Continuez, Monsieur Chasles.
CHASLES
J’étais en train d’exprimer mon étonnement et mon indignation. Je suis surpris qu’on nous montre du doigt Monsieur Vrain-Lucas comme un coupable, lui qui s’est donné tant de peine pour faire éclater la vérité, lui qui a eu une enfance malheureuse et une jeunesse difficile, lui qui toute sa vie a fait face à l’adversité, lui que mes éminents collègues raillent et accusent alors que demain ils lui érigeront un monument. Car enfin, Messieurs, regardez cet homme dévoué, cet homme qui n’hésite pas à parcourir le monde en quête de pièces uniques qui bientôt feront la gloire de nos musées. De quel droit osez-vous fustiger un héros auquel la France doit tant ?
LE JUGE
Une chose m’échappe dans ce procès : Monsieur Chasles, êtes-vous la victime ou l’avocat de la défense ?
CHASLES
Victime certainement pas ! En quoi ai-je été spolié ?
LE JUGE
C’est bien à vous qu’on a vendu deux cent mille francs une simple feuille de papier ?
CHASLES
Une simple feuille de papier qui dans cent ans vaudra cent millions.
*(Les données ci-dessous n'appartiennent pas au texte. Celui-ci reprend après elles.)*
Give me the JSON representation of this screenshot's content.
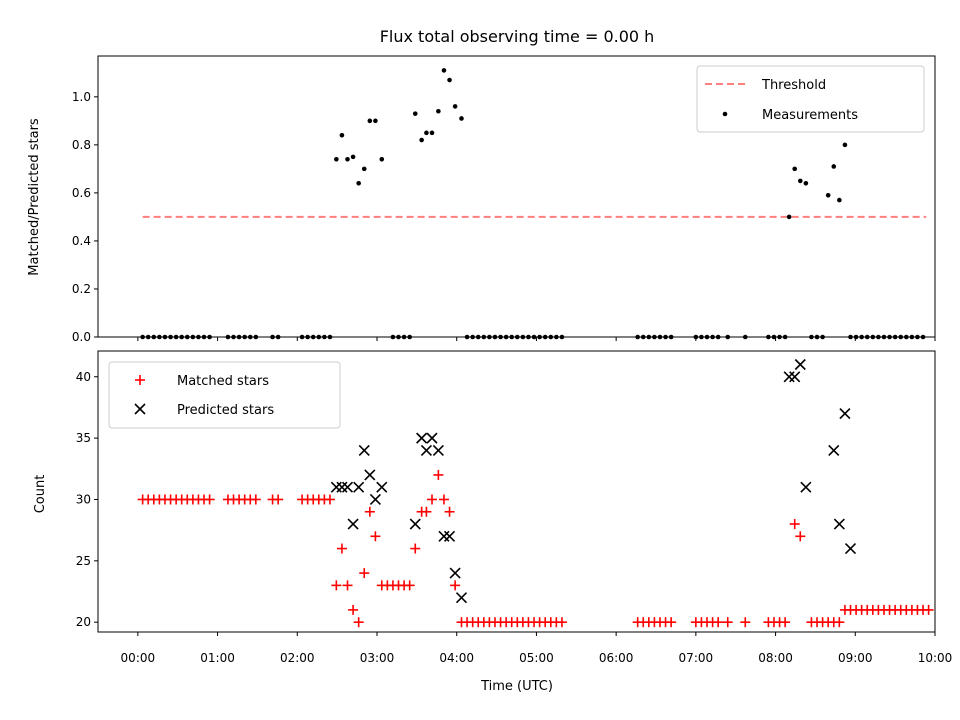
{
  "chart_data": [
    {
      "type": "scatter",
      "title": "Flux total observing time = 0.00 h",
      "xlabel": "",
      "ylabel": "Matched/Predicted stars",
      "xlim": [
        -0.5,
        10.0
      ],
      "ylim": [
        0,
        1.17
      ],
      "y_ticks": [
        "0.0",
        "0.2",
        "0.4",
        "0.6",
        "0.8",
        "1.0"
      ],
      "legend_position": "top-right",
      "threshold": {
        "name": "Threshold",
        "y": 0.5,
        "x_range": [
          0.06,
          9.89
        ],
        "color": "#ff7f7f"
      },
      "series": [
        {
          "name": "Measurements",
          "color": "#000000",
          "points": [
            [
              0.06,
              0
            ],
            [
              0.13,
              0
            ],
            [
              0.2,
              0
            ],
            [
              0.27,
              0
            ],
            [
              0.34,
              0
            ],
            [
              0.41,
              0
            ],
            [
              0.48,
              0
            ],
            [
              0.55,
              0
            ],
            [
              0.62,
              0
            ],
            [
              0.69,
              0
            ],
            [
              0.76,
              0
            ],
            [
              0.83,
              0
            ],
            [
              0.9,
              0
            ],
            [
              1.13,
              0
            ],
            [
              1.2,
              0
            ],
            [
              1.27,
              0
            ],
            [
              1.34,
              0
            ],
            [
              1.41,
              0
            ],
            [
              1.48,
              0
            ],
            [
              1.69,
              0
            ],
            [
              1.76,
              0
            ],
            [
              2.06,
              0
            ],
            [
              2.13,
              0
            ],
            [
              2.2,
              0
            ],
            [
              2.27,
              0
            ],
            [
              2.34,
              0
            ],
            [
              2.41,
              0
            ],
            [
              2.49,
              0.74
            ],
            [
              2.56,
              0.84
            ],
            [
              2.63,
              0.74
            ],
            [
              2.7,
              0.75
            ],
            [
              2.77,
              0.64
            ],
            [
              2.84,
              0.7
            ],
            [
              2.91,
              0.9
            ],
            [
              2.98,
              0.9
            ],
            [
              3.06,
              0.74
            ],
            [
              3.2,
              0
            ],
            [
              3.27,
              0
            ],
            [
              3.34,
              0
            ],
            [
              3.41,
              0
            ],
            [
              3.48,
              0.93
            ],
            [
              3.56,
              0.82
            ],
            [
              3.62,
              0.85
            ],
            [
              3.69,
              0.85
            ],
            [
              3.77,
              0.94
            ],
            [
              3.84,
              1.11
            ],
            [
              3.91,
              1.07
            ],
            [
              3.98,
              0.96
            ],
            [
              4.06,
              0.91
            ],
            [
              4.13,
              0
            ],
            [
              4.2,
              0
            ],
            [
              4.27,
              0
            ],
            [
              4.34,
              0
            ],
            [
              4.41,
              0
            ],
            [
              4.48,
              0
            ],
            [
              4.55,
              0
            ],
            [
              4.62,
              0
            ],
            [
              4.69,
              0
            ],
            [
              4.76,
              0
            ],
            [
              4.83,
              0
            ],
            [
              4.9,
              0
            ],
            [
              4.97,
              0
            ],
            [
              5.04,
              0
            ],
            [
              5.11,
              0
            ],
            [
              5.18,
              0
            ],
            [
              5.25,
              0
            ],
            [
              5.32,
              0
            ],
            [
              6.27,
              0
            ],
            [
              6.34,
              0
            ],
            [
              6.41,
              0
            ],
            [
              6.48,
              0
            ],
            [
              6.55,
              0
            ],
            [
              6.62,
              0
            ],
            [
              6.69,
              0
            ],
            [
              7.0,
              0
            ],
            [
              7.07,
              0
            ],
            [
              7.14,
              0
            ],
            [
              7.21,
              0
            ],
            [
              7.28,
              0
            ],
            [
              7.4,
              0
            ],
            [
              7.62,
              0
            ],
            [
              7.91,
              0
            ],
            [
              7.98,
              0
            ],
            [
              8.05,
              0
            ],
            [
              8.12,
              0
            ],
            [
              8.17,
              0.5
            ],
            [
              8.24,
              0.7
            ],
            [
              8.31,
              0.65
            ],
            [
              8.38,
              0.64
            ],
            [
              8.45,
              0
            ],
            [
              8.52,
              0
            ],
            [
              8.59,
              0
            ],
            [
              8.66,
              0.59
            ],
            [
              8.73,
              0.71
            ],
            [
              8.8,
              0.57
            ],
            [
              8.87,
              0.8
            ],
            [
              8.94,
              0
            ],
            [
              9.01,
              0
            ],
            [
              9.08,
              0
            ],
            [
              9.15,
              0
            ],
            [
              9.22,
              0
            ],
            [
              9.29,
              0
            ],
            [
              9.36,
              0
            ],
            [
              9.43,
              0
            ],
            [
              9.5,
              0
            ],
            [
              9.57,
              0
            ],
            [
              9.64,
              0
            ],
            [
              9.71,
              0
            ],
            [
              9.78,
              0
            ],
            [
              9.85,
              0
            ]
          ]
        }
      ]
    },
    {
      "type": "scatter",
      "title": "",
      "xlabel": "Time (UTC)",
      "ylabel": "Count",
      "xlim": [
        -0.5,
        10.0
      ],
      "ylim": [
        19.2,
        42.1
      ],
      "x_ticks": [
        "00:00",
        "01:00",
        "02:00",
        "03:00",
        "04:00",
        "05:00",
        "06:00",
        "07:00",
        "08:00",
        "09:00",
        "10:00"
      ],
      "y_ticks": [
        "20",
        "25",
        "30",
        "35",
        "40"
      ],
      "legend_position": "top-left",
      "series": [
        {
          "name": "Matched stars",
          "color": "#ff0000",
          "marker": "+",
          "points": [
            [
              0.06,
              30
            ],
            [
              0.13,
              30
            ],
            [
              0.2,
              30
            ],
            [
              0.27,
              30
            ],
            [
              0.34,
              30
            ],
            [
              0.41,
              30
            ],
            [
              0.48,
              30
            ],
            [
              0.55,
              30
            ],
            [
              0.62,
              30
            ],
            [
              0.69,
              30
            ],
            [
              0.76,
              30
            ],
            [
              0.83,
              30
            ],
            [
              0.9,
              30
            ],
            [
              1.13,
              30
            ],
            [
              1.2,
              30
            ],
            [
              1.27,
              30
            ],
            [
              1.34,
              30
            ],
            [
              1.41,
              30
            ],
            [
              1.48,
              30
            ],
            [
              1.69,
              30
            ],
            [
              1.76,
              30
            ],
            [
              2.06,
              30
            ],
            [
              2.13,
              30
            ],
            [
              2.2,
              30
            ],
            [
              2.27,
              30
            ],
            [
              2.34,
              30
            ],
            [
              2.41,
              30
            ],
            [
              2.49,
              23
            ],
            [
              2.56,
              26
            ],
            [
              2.63,
              23
            ],
            [
              2.7,
              21
            ],
            [
              2.77,
              20
            ],
            [
              2.84,
              24
            ],
            [
              2.91,
              29
            ],
            [
              2.98,
              27
            ],
            [
              3.06,
              23
            ],
            [
              3.13,
              23
            ],
            [
              3.2,
              23
            ],
            [
              3.27,
              23
            ],
            [
              3.34,
              23
            ],
            [
              3.41,
              23
            ],
            [
              3.48,
              26
            ],
            [
              3.56,
              29
            ],
            [
              3.62,
              29
            ],
            [
              3.69,
              30
            ],
            [
              3.77,
              32
            ],
            [
              3.84,
              30
            ],
            [
              3.91,
              29
            ],
            [
              3.98,
              23
            ],
            [
              4.06,
              20
            ],
            [
              4.13,
              20
            ],
            [
              4.2,
              20
            ],
            [
              4.27,
              20
            ],
            [
              4.34,
              20
            ],
            [
              4.41,
              20
            ],
            [
              4.48,
              20
            ],
            [
              4.55,
              20
            ],
            [
              4.62,
              20
            ],
            [
              4.69,
              20
            ],
            [
              4.76,
              20
            ],
            [
              4.83,
              20
            ],
            [
              4.9,
              20
            ],
            [
              4.97,
              20
            ],
            [
              5.04,
              20
            ],
            [
              5.11,
              20
            ],
            [
              5.18,
              20
            ],
            [
              5.25,
              20
            ],
            [
              5.32,
              20
            ],
            [
              6.27,
              20
            ],
            [
              6.34,
              20
            ],
            [
              6.41,
              20
            ],
            [
              6.48,
              20
            ],
            [
              6.55,
              20
            ],
            [
              6.62,
              20
            ],
            [
              6.69,
              20
            ],
            [
              7.0,
              20
            ],
            [
              7.07,
              20
            ],
            [
              7.14,
              20
            ],
            [
              7.21,
              20
            ],
            [
              7.28,
              20
            ],
            [
              7.4,
              20
            ],
            [
              7.62,
              20
            ],
            [
              7.91,
              20
            ],
            [
              7.98,
              20
            ],
            [
              8.05,
              20
            ],
            [
              8.12,
              20
            ],
            [
              8.24,
              28
            ],
            [
              8.31,
              27
            ],
            [
              8.45,
              20
            ],
            [
              8.52,
              20
            ],
            [
              8.59,
              20
            ],
            [
              8.66,
              20
            ],
            [
              8.73,
              20
            ],
            [
              8.8,
              20
            ],
            [
              8.87,
              21
            ],
            [
              8.94,
              21
            ],
            [
              9.01,
              21
            ],
            [
              9.08,
              21
            ],
            [
              9.15,
              21
            ],
            [
              9.22,
              21
            ],
            [
              9.29,
              21
            ],
            [
              9.36,
              21
            ],
            [
              9.43,
              21
            ],
            [
              9.5,
              21
            ],
            [
              9.57,
              21
            ],
            [
              9.64,
              21
            ],
            [
              9.71,
              21
            ],
            [
              9.78,
              21
            ],
            [
              9.85,
              21
            ],
            [
              9.92,
              21
            ]
          ]
        },
        {
          "name": "Predicted stars",
          "color": "#000000",
          "marker": "x",
          "points": [
            [
              2.49,
              31
            ],
            [
              2.56,
              31
            ],
            [
              2.63,
              31
            ],
            [
              2.7,
              28
            ],
            [
              2.77,
              31
            ],
            [
              2.84,
              34
            ],
            [
              2.91,
              32
            ],
            [
              2.98,
              30
            ],
            [
              3.06,
              31
            ],
            [
              3.48,
              28
            ],
            [
              3.56,
              35
            ],
            [
              3.62,
              34
            ],
            [
              3.69,
              35
            ],
            [
              3.77,
              34
            ],
            [
              3.84,
              27
            ],
            [
              3.91,
              27
            ],
            [
              3.98,
              24
            ],
            [
              4.06,
              22
            ],
            [
              8.17,
              40
            ],
            [
              8.24,
              40
            ],
            [
              8.31,
              41
            ],
            [
              8.38,
              31
            ],
            [
              8.73,
              34
            ],
            [
              8.8,
              28
            ],
            [
              8.87,
              37
            ],
            [
              8.94,
              26
            ]
          ]
        }
      ]
    }
  ]
}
Tenez, je vous ai apporté, parmi tant d’autres, une des plus belles pièces de ma collection. Je vous mets au défi de me prouver qu’elle n’est pas écrite de la main de Cléopâtre elle-même et adressée à Jules César lui-même.
(Il sort de sa poche une lettre qu’il donne au juge. Le juge lit, puis regarde le document à la lumière du jour et éclate de rire. Puis il la donne à l’avocat général qui, de même regarde la feuille à la lumière et se met à rire à son tour.)
LE JUGE
Vous avez remarqué, monsieur l’Avocat général ?
L’AVOCAT GÉNÉRAL
La même chose que vous, votre Honneur.
LE JUGE
Et qu’avez-vous remarqué ?
L’AVOCAT GÉNÉRAL
Un filigrane.
LE JUGE
Et que nous dit-il, ce filigrane ?
L’AVOCAT GÉNÉRAL
« Vélin d’Angoulême. »
[1] Contrairement aux allemands dans « le meunier Pélard », les anglais parlent français avec un accent « so british ». C’est la logique Lilianof.
[2] Dans la réalité, le procès s’est déroulé à Paris, et non à Chartres.